The integration of uncertainty into critical models ensures a more realistic and robust approach, enabling financial firms to strategically allocate resources in the face of uncertain assumptions.

## Conclusions

In this second part of the series, we presented a validation practice to deconstruct and understand model uncertainty. This involves creating predictions against different scenarios as a combination of different levels of *aleatoric* and *epistemic* uncertainty (examples: severe, medium, baseline). We can compute these different prediction paths by sampling different parts of the distribution of the model estimates (*epistemic*) and standard error (*aleatoric*).

We can also entirely switch off and on different sources of uncertainty and see the impact on predictions.
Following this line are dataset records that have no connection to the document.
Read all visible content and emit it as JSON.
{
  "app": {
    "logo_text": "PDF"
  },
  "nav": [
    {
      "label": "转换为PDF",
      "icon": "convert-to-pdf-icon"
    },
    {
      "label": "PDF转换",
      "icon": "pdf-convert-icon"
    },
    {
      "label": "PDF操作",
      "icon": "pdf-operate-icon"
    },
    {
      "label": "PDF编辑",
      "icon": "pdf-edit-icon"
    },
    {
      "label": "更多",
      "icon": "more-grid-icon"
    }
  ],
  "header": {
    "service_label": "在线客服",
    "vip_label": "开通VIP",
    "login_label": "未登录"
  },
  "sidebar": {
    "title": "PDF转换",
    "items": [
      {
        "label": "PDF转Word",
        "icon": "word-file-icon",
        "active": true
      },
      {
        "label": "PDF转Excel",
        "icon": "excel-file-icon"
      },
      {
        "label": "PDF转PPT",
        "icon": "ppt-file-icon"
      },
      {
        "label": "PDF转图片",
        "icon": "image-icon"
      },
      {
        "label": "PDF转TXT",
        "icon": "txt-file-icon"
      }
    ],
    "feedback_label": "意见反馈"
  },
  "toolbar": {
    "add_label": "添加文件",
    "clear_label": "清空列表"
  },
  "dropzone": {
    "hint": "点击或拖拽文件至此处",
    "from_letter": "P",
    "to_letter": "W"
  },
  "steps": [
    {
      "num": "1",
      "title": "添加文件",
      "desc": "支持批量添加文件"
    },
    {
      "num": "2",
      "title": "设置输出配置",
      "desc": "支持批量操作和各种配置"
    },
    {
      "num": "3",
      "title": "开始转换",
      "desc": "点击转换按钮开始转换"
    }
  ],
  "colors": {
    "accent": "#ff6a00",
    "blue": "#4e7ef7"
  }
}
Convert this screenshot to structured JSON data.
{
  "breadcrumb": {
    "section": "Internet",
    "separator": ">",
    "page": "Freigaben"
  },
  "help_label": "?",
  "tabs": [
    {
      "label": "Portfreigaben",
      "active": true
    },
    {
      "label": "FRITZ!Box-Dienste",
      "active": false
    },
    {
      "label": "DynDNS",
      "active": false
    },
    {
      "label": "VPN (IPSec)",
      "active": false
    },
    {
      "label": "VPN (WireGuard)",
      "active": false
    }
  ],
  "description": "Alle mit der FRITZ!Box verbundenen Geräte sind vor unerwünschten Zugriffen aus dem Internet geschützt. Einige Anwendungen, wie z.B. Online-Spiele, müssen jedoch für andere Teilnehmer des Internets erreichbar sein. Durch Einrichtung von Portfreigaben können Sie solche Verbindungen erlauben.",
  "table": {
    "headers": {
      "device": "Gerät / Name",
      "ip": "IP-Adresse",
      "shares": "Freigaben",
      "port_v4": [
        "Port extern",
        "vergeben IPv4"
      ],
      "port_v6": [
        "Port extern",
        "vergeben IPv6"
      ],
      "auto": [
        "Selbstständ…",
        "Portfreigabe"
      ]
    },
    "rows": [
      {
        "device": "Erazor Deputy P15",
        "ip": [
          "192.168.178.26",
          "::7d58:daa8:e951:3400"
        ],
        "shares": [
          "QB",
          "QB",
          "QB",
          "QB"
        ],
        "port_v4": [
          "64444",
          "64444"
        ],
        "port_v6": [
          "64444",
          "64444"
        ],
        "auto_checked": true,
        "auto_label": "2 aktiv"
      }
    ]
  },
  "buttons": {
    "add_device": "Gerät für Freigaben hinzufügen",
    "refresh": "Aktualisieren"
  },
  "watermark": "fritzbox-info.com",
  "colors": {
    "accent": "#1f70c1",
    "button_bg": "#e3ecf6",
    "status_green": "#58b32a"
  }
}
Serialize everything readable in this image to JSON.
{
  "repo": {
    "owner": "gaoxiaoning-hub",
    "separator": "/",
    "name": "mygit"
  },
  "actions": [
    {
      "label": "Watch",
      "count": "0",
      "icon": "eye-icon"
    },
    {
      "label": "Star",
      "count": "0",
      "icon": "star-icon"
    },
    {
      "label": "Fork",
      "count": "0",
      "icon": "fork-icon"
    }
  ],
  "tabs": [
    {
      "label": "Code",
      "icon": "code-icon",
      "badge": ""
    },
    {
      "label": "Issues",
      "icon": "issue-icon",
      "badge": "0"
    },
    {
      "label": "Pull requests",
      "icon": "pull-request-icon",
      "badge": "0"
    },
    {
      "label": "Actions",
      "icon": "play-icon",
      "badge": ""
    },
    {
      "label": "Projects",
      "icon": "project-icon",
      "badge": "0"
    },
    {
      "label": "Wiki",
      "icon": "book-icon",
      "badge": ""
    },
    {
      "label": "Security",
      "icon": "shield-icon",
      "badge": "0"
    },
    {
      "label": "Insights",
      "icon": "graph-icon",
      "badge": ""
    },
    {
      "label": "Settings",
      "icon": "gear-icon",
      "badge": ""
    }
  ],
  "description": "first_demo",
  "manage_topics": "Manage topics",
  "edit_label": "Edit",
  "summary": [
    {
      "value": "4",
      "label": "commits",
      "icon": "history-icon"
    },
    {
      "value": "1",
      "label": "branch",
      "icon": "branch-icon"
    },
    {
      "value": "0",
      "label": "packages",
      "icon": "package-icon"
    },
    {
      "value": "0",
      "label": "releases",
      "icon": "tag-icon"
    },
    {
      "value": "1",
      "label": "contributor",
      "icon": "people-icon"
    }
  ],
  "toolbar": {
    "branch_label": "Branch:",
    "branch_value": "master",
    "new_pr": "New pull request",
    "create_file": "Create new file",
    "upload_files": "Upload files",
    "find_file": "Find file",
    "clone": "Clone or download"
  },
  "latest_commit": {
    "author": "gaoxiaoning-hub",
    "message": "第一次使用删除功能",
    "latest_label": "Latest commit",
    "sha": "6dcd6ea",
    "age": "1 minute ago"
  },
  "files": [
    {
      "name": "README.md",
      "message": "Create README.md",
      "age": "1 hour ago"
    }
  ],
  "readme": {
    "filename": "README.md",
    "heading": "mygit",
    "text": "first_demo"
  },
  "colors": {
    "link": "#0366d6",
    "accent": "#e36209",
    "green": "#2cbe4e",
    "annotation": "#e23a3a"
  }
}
This can be used to set for example Post Model Adjustments (PMAs) tailored to different model deficiencies, as opposite to use one general PMA to mitigate the overall model error. A more granular approach to PMAs allows MRM professionals to challenge the effectiveness and usage of these PMAs. This enables validators and developers to identify efforts where model improvement is possible, and cases where deficiencies are of random nature (examples: data quality issues, error measurements, etc.) and need to be addressed differently, and perhaps by other teams (example: improving the data engineering system).

Inferential simulation (Gelman, 2007) can be applied in the same way to other statistical models, such as Generalised Linear Models or Time Series, to extract estimation uncertainty from each parameter, and create a probability distribution of plausible model outcomes.

In the next article of this series we will explore alternative techniques to quantify uncertainty in more realistic and complex case studies.

## References

- Bank of England (2023). SS1/23 Model Risk Management Principles for Banks.

- Federal Reserve System (2011). SR11-7 Supervisory Guidance on Model Risk Management.

- Gelman (2007). Data analysis using regression and multilevel/hierarchical models.

- Box (1976). Science and statistics. Journal of the American Statistical Association, 71 (356): 791-799.